Milhares de pesquisadores de todo o País afirmam que o pagamento da bolsa-auxílio oferecida pela Coordenação de Aperfeiçoamento de Pessoal de Nível Superior (Capes) tem sido depositado com atraso, ou não foi feito, desde o último mês de novembro. O dinheiro é utilizado como pagamento para a realização dos projetos de pesquisa apoiados pelo órgão federal, ligado ao Ministério da Educação (MEC).
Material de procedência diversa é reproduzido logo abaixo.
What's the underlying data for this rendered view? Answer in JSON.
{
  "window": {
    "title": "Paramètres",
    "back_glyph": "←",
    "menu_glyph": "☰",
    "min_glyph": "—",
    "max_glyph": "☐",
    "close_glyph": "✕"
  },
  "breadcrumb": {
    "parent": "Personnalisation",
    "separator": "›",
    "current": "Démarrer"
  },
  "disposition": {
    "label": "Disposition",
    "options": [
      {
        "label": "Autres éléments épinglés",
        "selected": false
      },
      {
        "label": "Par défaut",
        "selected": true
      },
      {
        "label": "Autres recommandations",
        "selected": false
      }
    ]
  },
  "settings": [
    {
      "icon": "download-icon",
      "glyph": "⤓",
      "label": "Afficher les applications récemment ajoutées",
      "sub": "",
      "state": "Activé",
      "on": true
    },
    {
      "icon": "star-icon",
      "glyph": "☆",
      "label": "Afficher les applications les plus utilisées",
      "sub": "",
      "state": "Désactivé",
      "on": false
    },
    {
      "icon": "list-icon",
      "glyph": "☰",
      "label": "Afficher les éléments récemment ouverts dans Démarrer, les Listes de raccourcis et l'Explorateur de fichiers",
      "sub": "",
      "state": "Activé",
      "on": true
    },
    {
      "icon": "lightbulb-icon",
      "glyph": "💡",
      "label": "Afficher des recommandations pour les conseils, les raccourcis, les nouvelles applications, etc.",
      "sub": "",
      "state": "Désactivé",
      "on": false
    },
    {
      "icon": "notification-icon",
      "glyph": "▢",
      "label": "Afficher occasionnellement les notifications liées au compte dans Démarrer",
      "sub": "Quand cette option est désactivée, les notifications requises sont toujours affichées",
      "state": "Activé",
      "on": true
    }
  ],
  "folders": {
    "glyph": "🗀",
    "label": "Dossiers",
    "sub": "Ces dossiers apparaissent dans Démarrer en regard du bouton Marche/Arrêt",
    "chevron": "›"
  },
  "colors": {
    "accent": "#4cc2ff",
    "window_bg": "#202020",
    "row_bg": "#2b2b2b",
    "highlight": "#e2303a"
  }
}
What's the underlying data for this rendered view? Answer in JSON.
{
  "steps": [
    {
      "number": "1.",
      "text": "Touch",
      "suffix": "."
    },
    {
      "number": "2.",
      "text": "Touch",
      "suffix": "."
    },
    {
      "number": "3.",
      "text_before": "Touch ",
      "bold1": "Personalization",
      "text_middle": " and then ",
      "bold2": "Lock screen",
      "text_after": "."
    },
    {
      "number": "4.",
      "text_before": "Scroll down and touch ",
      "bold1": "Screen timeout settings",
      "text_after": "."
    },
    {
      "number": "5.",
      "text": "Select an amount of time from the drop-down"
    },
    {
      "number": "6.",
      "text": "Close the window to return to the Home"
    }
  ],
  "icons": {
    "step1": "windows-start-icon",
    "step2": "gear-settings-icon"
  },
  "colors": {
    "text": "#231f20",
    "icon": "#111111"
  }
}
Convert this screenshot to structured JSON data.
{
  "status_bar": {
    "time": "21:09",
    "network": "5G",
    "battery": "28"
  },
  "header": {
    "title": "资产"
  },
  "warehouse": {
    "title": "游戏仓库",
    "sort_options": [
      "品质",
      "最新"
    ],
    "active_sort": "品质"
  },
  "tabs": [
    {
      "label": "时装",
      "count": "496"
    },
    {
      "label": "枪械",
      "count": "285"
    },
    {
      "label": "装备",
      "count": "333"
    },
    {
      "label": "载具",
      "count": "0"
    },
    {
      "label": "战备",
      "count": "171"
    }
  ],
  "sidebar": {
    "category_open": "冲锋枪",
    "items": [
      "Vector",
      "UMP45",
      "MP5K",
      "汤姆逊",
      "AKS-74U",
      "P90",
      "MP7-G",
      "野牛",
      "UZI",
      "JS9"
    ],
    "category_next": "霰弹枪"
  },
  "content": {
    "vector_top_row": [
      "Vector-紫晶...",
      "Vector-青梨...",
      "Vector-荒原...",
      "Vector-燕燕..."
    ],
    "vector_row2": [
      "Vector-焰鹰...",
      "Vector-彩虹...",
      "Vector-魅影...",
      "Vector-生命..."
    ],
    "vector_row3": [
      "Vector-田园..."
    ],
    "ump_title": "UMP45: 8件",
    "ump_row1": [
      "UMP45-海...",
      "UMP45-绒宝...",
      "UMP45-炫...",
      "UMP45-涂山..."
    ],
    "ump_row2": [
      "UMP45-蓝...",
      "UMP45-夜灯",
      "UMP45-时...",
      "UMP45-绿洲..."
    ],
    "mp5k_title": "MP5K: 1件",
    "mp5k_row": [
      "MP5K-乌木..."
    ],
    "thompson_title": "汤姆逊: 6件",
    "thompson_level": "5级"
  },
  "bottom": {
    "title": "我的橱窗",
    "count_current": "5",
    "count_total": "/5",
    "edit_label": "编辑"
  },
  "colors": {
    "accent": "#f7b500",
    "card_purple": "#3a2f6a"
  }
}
De acordo com depoimentos colhidos pelo Terra, os atrasos acontecem em diferentes modalidades de bolsas, que vão de iniciação à docência a programas de pós-doutorado. Os pesquisadores que recebem as bolsas são alunos de mestrado, doutorado e pós-doutorado, que assinam um acordo em que concordam em não ter nenhum vínculo empregatício enquanto estiverem realizando as pesquisas pela Capes. Com isso, o valor da bolsa é a única fonte de renda que possuem. Os professores pesquisadores e tutores dos cursos superiores a distância (EAD - UAB) também não receberam suas bolsas da Capes desde novembro.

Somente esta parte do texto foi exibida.